So, you're looking for a beautiful woman with whom to have a relationship. The degree of difficulty you'll experience depends on your definition of beauty.
If you're searching only for outward, physical attractiveness, there are plenty of beautiful females around. Check out the beaches, the health clubs, high-priced fashion boutiques, beauty salons and other places where lovely ladies are likely be congregate.
However, be aware that you might encounter a slight problem. These beautiful women are probably accustomed to being courted by handsome, well-to-do gentlemen. Do you fit into this category?
If so, approach the girl of your choice, and turn on the charm.
One other note of caution: check out her left hand for engagement or wedding rings. These outwardly attractive females are often the first ones snatched up by serious suitors who propose marriage. The girl whom you judge to be the most attractive may be married, or may be determined to get married. She may not wish to settle for "a relationship". Some girls are funny that way; they prefer the more definite and secure status of being a wife.

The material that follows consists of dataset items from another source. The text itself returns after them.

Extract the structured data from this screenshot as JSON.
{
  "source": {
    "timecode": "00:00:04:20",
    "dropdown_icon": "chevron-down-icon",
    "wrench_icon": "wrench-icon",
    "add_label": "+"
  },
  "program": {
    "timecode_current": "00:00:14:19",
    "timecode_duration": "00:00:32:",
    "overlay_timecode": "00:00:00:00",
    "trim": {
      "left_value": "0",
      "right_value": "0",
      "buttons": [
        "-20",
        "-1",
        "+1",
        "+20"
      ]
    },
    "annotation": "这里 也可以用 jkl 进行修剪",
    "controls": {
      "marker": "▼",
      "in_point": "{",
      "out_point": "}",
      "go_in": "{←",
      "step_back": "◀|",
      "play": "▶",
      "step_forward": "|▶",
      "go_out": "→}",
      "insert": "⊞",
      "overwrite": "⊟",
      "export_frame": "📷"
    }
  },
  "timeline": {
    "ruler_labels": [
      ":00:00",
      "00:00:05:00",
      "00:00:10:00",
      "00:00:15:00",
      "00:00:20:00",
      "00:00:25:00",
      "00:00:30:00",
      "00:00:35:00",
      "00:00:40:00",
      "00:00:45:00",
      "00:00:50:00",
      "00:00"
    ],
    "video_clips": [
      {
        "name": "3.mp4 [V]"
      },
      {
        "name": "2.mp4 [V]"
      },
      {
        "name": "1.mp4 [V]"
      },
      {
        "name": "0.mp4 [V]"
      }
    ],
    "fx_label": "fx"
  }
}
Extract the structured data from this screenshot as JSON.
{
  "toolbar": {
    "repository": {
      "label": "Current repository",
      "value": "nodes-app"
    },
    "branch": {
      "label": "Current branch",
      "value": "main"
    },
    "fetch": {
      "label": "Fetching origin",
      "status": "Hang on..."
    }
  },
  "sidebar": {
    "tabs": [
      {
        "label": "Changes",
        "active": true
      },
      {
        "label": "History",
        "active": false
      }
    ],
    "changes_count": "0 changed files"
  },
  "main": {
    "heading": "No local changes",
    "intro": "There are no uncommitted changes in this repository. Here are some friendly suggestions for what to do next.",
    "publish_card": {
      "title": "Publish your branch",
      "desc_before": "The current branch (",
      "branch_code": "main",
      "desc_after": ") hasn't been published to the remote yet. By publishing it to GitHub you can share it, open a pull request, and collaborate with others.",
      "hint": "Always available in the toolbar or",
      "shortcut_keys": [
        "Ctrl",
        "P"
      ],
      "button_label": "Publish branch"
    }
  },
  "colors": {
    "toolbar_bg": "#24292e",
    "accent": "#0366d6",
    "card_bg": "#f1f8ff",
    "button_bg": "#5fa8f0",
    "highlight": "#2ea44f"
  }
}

Perhaps you need to adjust your criteria for a partner in the relationship. How about choosing a girl with a pleasant, but not outstandingly beautiful appearance? If you're able to look beyond her outer image, you may discover a personality worth more than all the bleached-blond, Marilyn Monroe types in Hollywood. There are important questions whose answers will be significant in determining the quality and duration of the relationship you're searching for:
Do you share similar interests? Will your family and friends approve of your choice? Is she happy and secure within herself, or is she looking for a free ride and someone who'll take care of her? Can she cook? How many ex-husbands or ex-partners has she had? Do you share the same taste in music, movies, restaurants? Are your temperaments compatible?
If, after a reasonable amount of time in which you get to know each other, the young lady is able to provide positive and acceptable replies to all these questions, and you enter into a relationship with her, you should consider yourself one very fortunate man indeed.
If you're not convinced, let your imagination leap twenty-five years into the future, and picture each of these scenarios.
If you had found a partner who was beautiful, in fact, drop-dead gorgeous, and somehow, you got her to agree to enter a relationship with you, where would you be? You might be waking up each morning in bed beside a bony, orange-haired, wrinkled shrew, who is demanding, in a shrill voice, for you to hurry up and bring her breakfast!
Contrast that to the image of waking up to a smiling partner, maybe wrinkled, but still pleasant-looking, who is getting ready for work, as the aroma of fresh coffee drifts through the bedroom. When she's ready, she'll lay out your clothes for the office.
Such a woman is worth her weight in diamonds! If you were smart, you decided to cement your relationship with a wedding ring before some other guy could moved in on you and enticed her away!
Part of the maturing process in humans is discovering that, as the old saying goes, "Beauty is only skin deep." It is also fleeting. If you find a woman with whom you can think you can spend the rest of your life, even if she isn't a raving beauty, don't let her walk away. Be astute enough to look below the surface to where real, lasting beauty resides: in her character. You'll never regret your decision, and you'll be the envy of many of those men who, years before, entered a relationship or married one of the drop-dead gorgeous females.